If you give presentations even on a semi-regular basis, you know that regardless of how much time you put in to preparing your slide deck, it's very difficult to get it perfect. This is especially true for for smaller or technical presentations. One of the challenges I see in this setting is that the flow of your predefined slide deck doesn't always work out perfectly as you deliver the presentation. Questions are sometimes asked that may take the presentation in a slightly different direction. This can force you to jump from the slide you're on, to a totally different part of the slide deck.
In most cases, I see one of two responses to this situation: the presenter will either scroll through slides very quickly until he/she gets to where they need to be, or the presenter will quit the slide show, use the mouse to scroll to where they need to be, then resume. Neither of these are good options because it makes the flow seem very disjointed. I want to offer a third and better option.

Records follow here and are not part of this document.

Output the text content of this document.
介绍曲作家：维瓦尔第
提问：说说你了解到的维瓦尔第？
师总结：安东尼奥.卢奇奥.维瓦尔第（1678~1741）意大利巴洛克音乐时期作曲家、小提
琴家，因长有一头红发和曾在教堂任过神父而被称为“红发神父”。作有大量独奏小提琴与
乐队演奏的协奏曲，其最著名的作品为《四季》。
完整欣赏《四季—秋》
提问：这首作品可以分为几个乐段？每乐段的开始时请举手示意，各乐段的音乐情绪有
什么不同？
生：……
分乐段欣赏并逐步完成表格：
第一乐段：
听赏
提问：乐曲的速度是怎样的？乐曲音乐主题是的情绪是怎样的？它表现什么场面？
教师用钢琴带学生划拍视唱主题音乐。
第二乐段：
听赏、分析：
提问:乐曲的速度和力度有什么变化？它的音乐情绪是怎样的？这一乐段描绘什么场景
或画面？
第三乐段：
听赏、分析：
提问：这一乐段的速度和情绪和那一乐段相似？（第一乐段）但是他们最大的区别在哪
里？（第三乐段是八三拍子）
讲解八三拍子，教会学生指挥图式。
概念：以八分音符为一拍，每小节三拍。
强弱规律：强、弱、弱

If you need to jump ahead or behind in your slide deck, avoid using the two methods above. Instead, use your keyboard to quickly jump to a specific slide. For example, if I am currently on slide 8 and I need to jump to slide 15, simply type "15" then press the <enter> key. That will immediately jump you to slide 15.
In order for this to work well, you will need to know your slides inside and out, but hopefully you do anyway. After all, how can you give an effective presentation using slides you aren't comfortable with?
To show you just how fast and seamless this transition can be, I made a (very) short video for you:
In post-production on this video, I counted the number of frames that it took to make the transition. The result? 14 frames (or less than half a second). That's quick! So quick that most of your audience probably wouldn't even notice (and in reality, I could have made the transition faster).